Fleur Darkin was moved to create Miann for Scottish Dance Theatre by the death of her stepfather, and by the lonely beauty of the landscapes among which she has lived since becoming director of the Dundee-based company in 2012. The Gaelic word “miann” means “the ardent desire to know God”, and the piece is Darkin’s attempt to recreate, on stage, the ecstatic union of land and community that the Celtic people are believed by some to have once enjoyed. As a reimagining of ancient earth ritual, set to contemporary music, it has elements in common with Nijinsky’s The Rite of Spring. In Darkin’s words, “I wanted the dancers to remind us that life is felt before it is thought about.”

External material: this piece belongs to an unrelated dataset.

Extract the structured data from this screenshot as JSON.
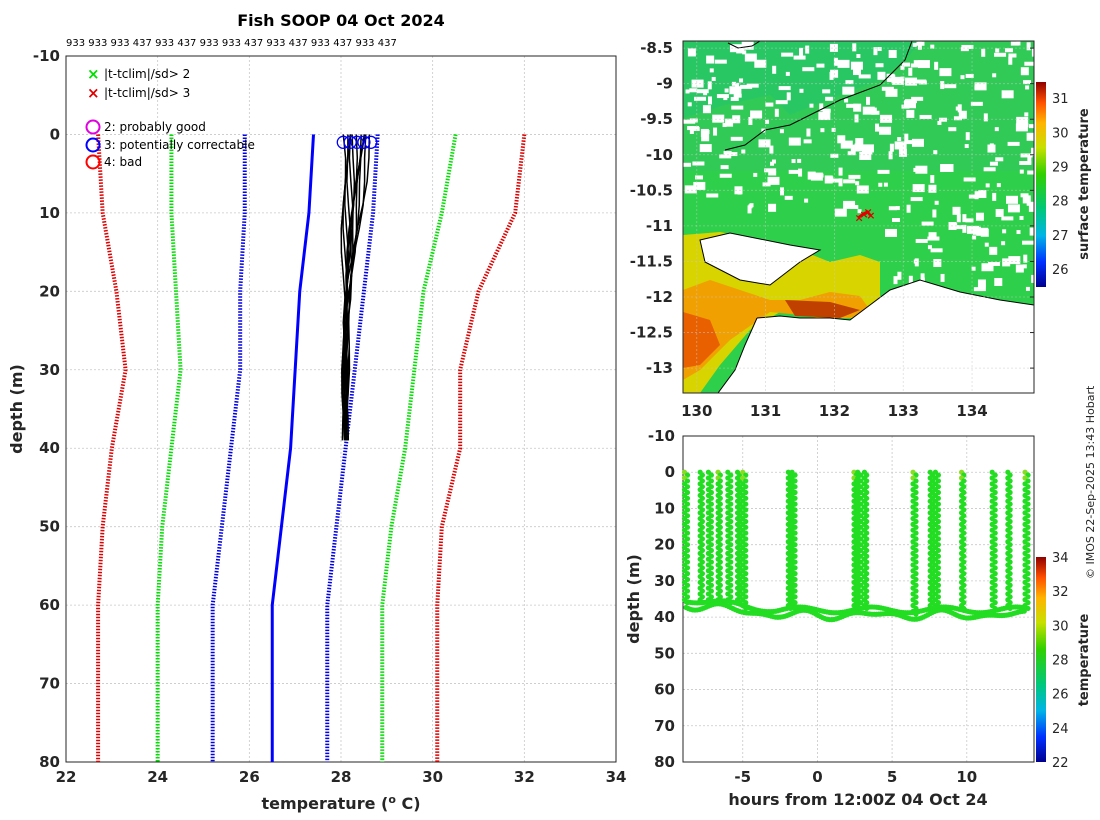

As the audience takes its place, two female dancers costumed in loosely belted gowns stand on stage holding armfuls of tree blossom, and carrying smoking pots. Alexander Ruth’s set is circular, a clearing surrounded by sticks. At its centre is a glass-beaded curtain suggestive of a waterfall, and a rectangle of turf. Throughout the piece the glass curtain seems to act as an initiatory boundary. A portal that must be dared, and breached.
There’s a clear sexual element to all of this. At the beginning of Miann the company’s four men and four women are planted in confrontational symmetry, circling warily and probing each others’ defences. Darkin’s choreography is heftily, suggestively earthbound. Legs are muddy, hips shudder, bodies are low-slung. The women’s posture is martial; torsos poised watchfully in deep plié. In one sequence the whole cast squat like frogs. These attitudes are powerfully supported by the four musicians of the One Ensemble, playing at the side of the stage. By the harsh sawing of the cello, the snapping percussion, the insistent guitar. There are pursuits and couplings, some fierce, some almost lyrical. A woman crouches, a man folds about her. These are not an end in themselves, we understand, but a means to ecstatic loss of self. The piece closes with the cast leaping wildly in the dying light.
There is much to admire here, but we are also locked into the paradox of this kind of theatrical work. That every moment of the abandon is calculated, every spontaneous gesture choreographed. Miann never quite crosses the line. It never quite leads you through the glass waterfall to the other side. Sincerity is much in evidence, but not the visceral sense of unease, shock or dislocation engendered by, say, the early work of Pina Bausch. The best moments of Miann, for me, are choreographic rather than atmospheric. Darkin is a fine, physical dance-maker, and there are times when the swirling, Pictish mysticism occludes rather than enhances the spectacle.